The previous descriptions are of preferred examples for implementing the invention, and the scope of the invention should not necessarily be limited by this description. The scope of the present invention is defined by the claims.

Claims

1. A vehicle-used crankset composite structure, comprising: an inner ring piece made from a lightweight metal, wherein the inner ring piece is hollow-cored, and the inner surface of the inner ring piece is equally divided and extends to form a plurality of fixing portions in the radial direction, wherein a first joint surface is disposed on the inner ring piece; wherein the vehicle-used crankset composite structure further comprises:a tooth ring, wherein a plurality of tooth portions is formed on the outer side of the tooth ring, wherein an inner ring hole is provided in the middle of the tooth ring, wherein a second joint surface is disposed on the tooth ring, wherein the second joint surface is welded to the first joint surface, wherein the inner ring piece is fixed into the tooth ring and covers the inner ring hole of the tooth ring.

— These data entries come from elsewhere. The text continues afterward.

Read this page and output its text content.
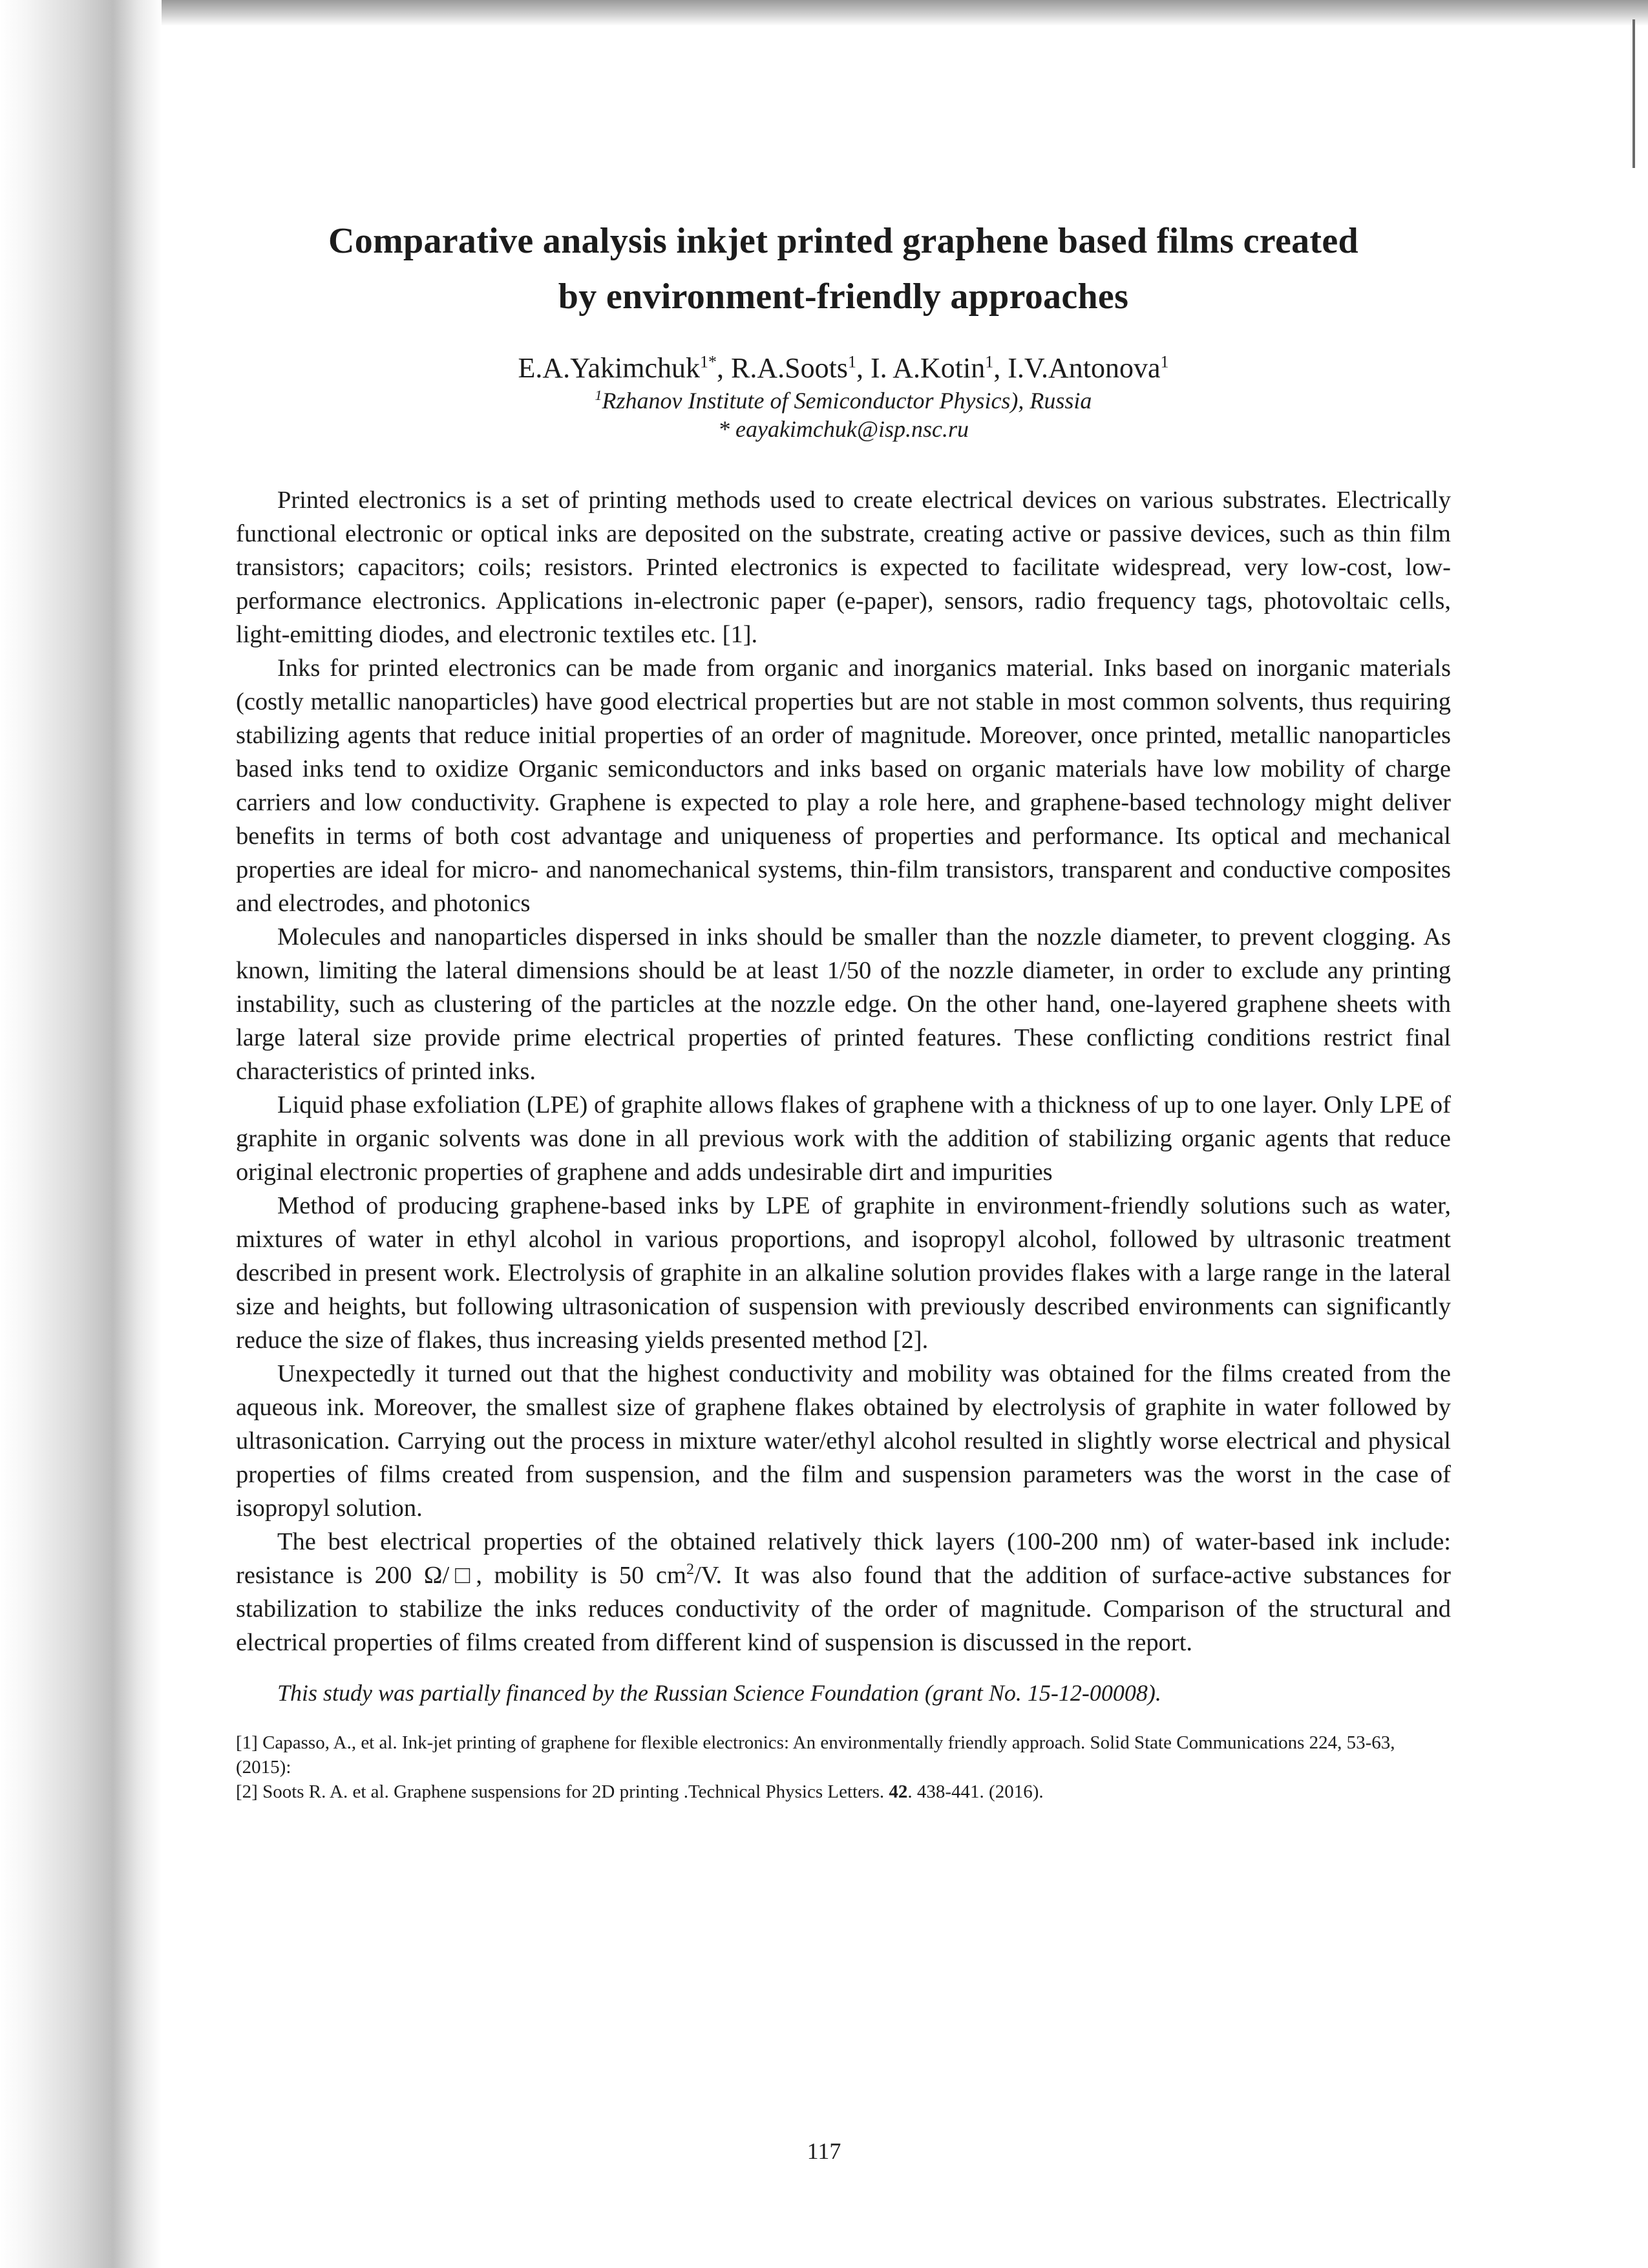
Comparative analysis inkjet printed graphene based films created
by environment-friendly approaches
E.A.Yakimchuk$^{1*}$, R.A.Soots$^1$, I. A.Kotin$^1$, I.V.Antonova$^1$
$^1$Rzhanov Institute of Semiconductor Physics), Russia
* eayakimchuk@isp.nsc.ru

Printed electronics is a set of printing methods used to create electrical devices on various substrates. Electrically functional electronic or optical inks are deposited on the substrate, creating active or passive devices, such as thin film transistors; capacitors; coils; resistors. Printed electronics is expected to facilitate widespread, very low-cost, low-performance electronics. Applications in-electronic paper (e-paper), sensors, radio frequency tags, photovoltaic cells, light-emitting diodes, and electronic textiles etc. [1].

Inks for printed electronics can be made from organic and inorganics material. Inks based on inorganic materials (costly metallic nanoparticles) have good electrical properties but are not stable in most common solvents, thus requiring stabilizing agents that reduce initial properties of an order of magnitude. Moreover, once printed, metallic nanoparticles based inks tend to oxidize Organic semiconductors and inks based on organic materials have low mobility of charge carriers and low conductivity. Graphene is expected to play a role here, and graphene-based technology might deliver benefits in terms of both cost advantage and uniqueness of properties and performance. Its optical and mechanical properties are ideal for micro- and nanomechanical systems, thin-film transistors, transparent and conductive composites and electrodes, and photonics

Molecules and nanoparticles dispersed in inks should be smaller than the nozzle diameter, to prevent clogging. As known, limiting the lateral dimensions should be at least 1/50 of the nozzle diameter, in order to exclude any printing instability, such as clustering of the particles at the nozzle edge. On the other hand, one-layered graphene sheets with large lateral size provide prime electrical properties of printed features. These conflicting conditions restrict final characteristics of printed inks.

Liquid phase exfoliation (LPE) of graphite allows flakes of graphene with a thickness of up to one layer. Only LPE of graphite in organic solvents was done in all previous work with the addition of stabilizing organic agents that reduce original electronic properties of graphene and adds undesirable dirt and impurities

Method of producing graphene-based inks by LPE of graphite in environment-friendly solutions such as water, mixtures of water in ethyl alcohol in various proportions, and isopropyl alcohol, followed by ultrasonic treatment described in present work. Electrolysis of graphite in an alkaline solution provides flakes with a large range in the lateral size and heights, but following ultrasonication of suspension with previously described environments can significantly reduce the size of flakes, thus increasing yields presented method [2].

Unexpectedly it turned out that the highest conductivity and mobility was obtained for the films created from the aqueous ink. Moreover, the smallest size of graphene flakes obtained by electrolysis of graphite in water followed by ultrasonication. Carrying out the process in mixture water/ethyl alcohol resulted in slightly worse electrical and physical properties of films created from suspension, and the film and suspension parameters was the worst in the case of isopropyl solution.

The best electrical properties of the obtained relatively thick layers (100-200 nm) of water-based ink include: resistance is 200 Ω/□, mobility is 50 $cm^2/V$. It was also found that the addition of surface-active substances for stabilization to stabilize the inks reduces conductivity of the order of magnitude. Comparison of the structural and electrical properties of films created from different kind of suspension is discussed in the report.

This study was partially financed by the Russian Science Foundation (grant No. 15-12-00008).

[1] Capasso, A., et al. Ink-jet printing of graphene for flexible electronics: An environmentally friendly approach. Solid State Communications 224, 53-63, (2015):

[2] Soots R. A. et al. Graphene suspensions for 2D printing .Technical Physics Letters. 42. 438-441. (2016).

117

2. The vehicle-used crankset composite structure of claim 1, wherein the outer surface of the inner ring piece is provided with a first joint surface, and the inner surface of the inner ring hole of the tooth ring is provided with a second joint surface, wherein the inner ring piece is fixed in the inner ring hole of the tooth ring, wherein the first joint surface is fixed to the second joint surface via welding, wherein the inner ring piece and the tooth ring stay in the same horizontal plane.

3. The vehicle-used crankset composite structure of claim 1, wherein a first joint surface is disposed on one side surface of the inner ring piece which faces towards the tooth ring, wherein a second joint surface is disposed on one side surface of the tooth ring, wherein the inner ring piece uses the first joint surface to stack on the second joint surface of the tooth ring, enabling the inner ring piece to be fixed to the tooth ring via welding.

4. The vehicle-used crankset composite structure of claim 1, wherein the first joint surface of the inner ring piece is disposed on a protruding step structure of the outer edge of the inner ring piece, wherein a first engaging portion, which is disposed along the outer surface of the inner ring piece, is disposed at the point where the protruding step structure is located, wherein the second joint surface of the tooth ring is disposed on the step structure, which is located on the fracture surface of the inner ring hole, wherein a second engaging portion, which is disposed on the second joint surface, is disposed along the inner surface of the tooth ring to correspond to the first engaging portion, wherein the inner ring piece uses the first engaging portion to engage with the second engaging portion, wherein the first engaging portion and the second engaging portion stay in the same horizontal plane, enabling the first joint surface to be conveniently fixed to the second joint surface via welding.

5. The vehicle-used crankset composite structure of claim 2, wherein the first joint surface is disposed on the outer surface of the inner ring piece, wherein the first joint surface is equally divided and extends outward to form a plurality of the first locating portions, wherein the second joint surface is disposed on the inner surface of the inner ring hole of the tooth ring, wherein a second locating portion, which is inwardly recessed, is disposed on the second joint surface to correspond to the first locating portion, wherein the first locating portion can be engaged with the second locating portion, wherein the first joint surface is fixed to the second joint surface via welding, and the first locating portion is fixed to the second locating portion via welding, enabling the inner ring piece and the tooth ring to stay in the same horizontal plane.